2011年6月26日 星期日

[Parallel Computing] Sorting

I adopted the odd even sort for sorting on GPU. I use NVIDIA GeForece 9400M, which has the spec (only list related):
CUDA capability 1.1:
1. Max number of threads per block: 512
2. Max blocks in x direction of a grid: 512
3. Shared memory size: 16K
4. Global memory size: 256M

For my application:
Each item in the list: 16 bytes
Usually the size of the list is larger than 1024.

In my implementation, a thread is assigned with two elements in the list. A block containing maximum number of threads (512) can manage 1024 items. In my implementation, the whole list doesn't fit in one block, and inside a block, the elements don't fit in the shared memory. Therefore, I had to use multiple blocks (usually 30~60 blocks) to accomodate the list. Unfortunately, CUDA only provides with us thread synchronization within a block. For interblock synchronization, I have no choice to relaunch the kernel multiple times.


Result:
Sorting 438270 items
CPU version: 86s (This version is not optimized, just want to verify the correctness of GPU version)
GPU version: 504ms

2011年6月22日 星期三

[Parallel Computing] Indexing tricks

When making device kernels (shaders,) how to assign threads to some tasks is very important.
Since the GPU has really little support of recursion, how to turn your recursive program into a non-recursive one becomes very important as well.
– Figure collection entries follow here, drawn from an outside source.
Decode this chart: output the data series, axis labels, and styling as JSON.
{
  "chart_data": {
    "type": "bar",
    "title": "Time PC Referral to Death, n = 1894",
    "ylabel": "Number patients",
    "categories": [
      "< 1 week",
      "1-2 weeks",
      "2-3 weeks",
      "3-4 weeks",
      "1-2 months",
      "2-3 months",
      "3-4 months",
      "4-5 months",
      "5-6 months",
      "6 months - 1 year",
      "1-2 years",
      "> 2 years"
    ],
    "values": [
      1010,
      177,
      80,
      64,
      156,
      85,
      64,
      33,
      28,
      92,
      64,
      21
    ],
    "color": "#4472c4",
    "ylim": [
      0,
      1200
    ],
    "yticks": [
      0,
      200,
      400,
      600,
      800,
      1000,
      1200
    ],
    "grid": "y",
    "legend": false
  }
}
I saw this approach when I was working on GPU sorting.
The original Odd Even Merge Sort is described here

I'm not gonna describe the iterative version in detail but mention some tricks to accustom your code to the GPU kernel.
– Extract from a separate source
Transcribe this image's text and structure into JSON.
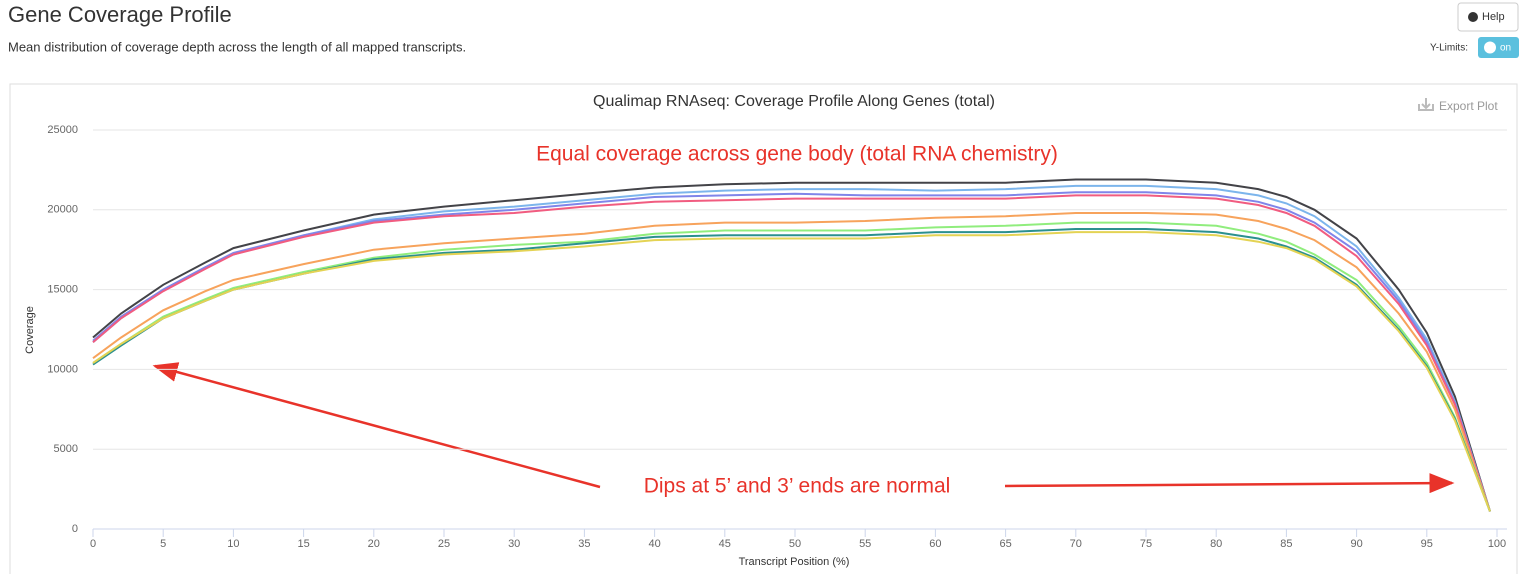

1. When your code has the thread assignment with a circular pattern:
For example:
8 Threads:
Thread Id 0 1 2 3 4 5 6 7
Activate/no n n y y n n y y

Solution:
Here we have a circular pattern with a period of 4.
Of course we can use something like if(Idx.x==xxx), but if the case is making an iterative execution, there will be too many cases to be considered.
A better way is to use (Idx & (period-1)) and set a threshold.
In our example, we can use (Idx&3) and set a threshold equal to 2.
So the values become:

Thread Id 0 1 2 3 4 5 6 7
Activate/no n n y y n n y y
Value 0 1 2 3 0 1 2 3
Thresholded n n y y n n y y

So it's exactly what we want for our program.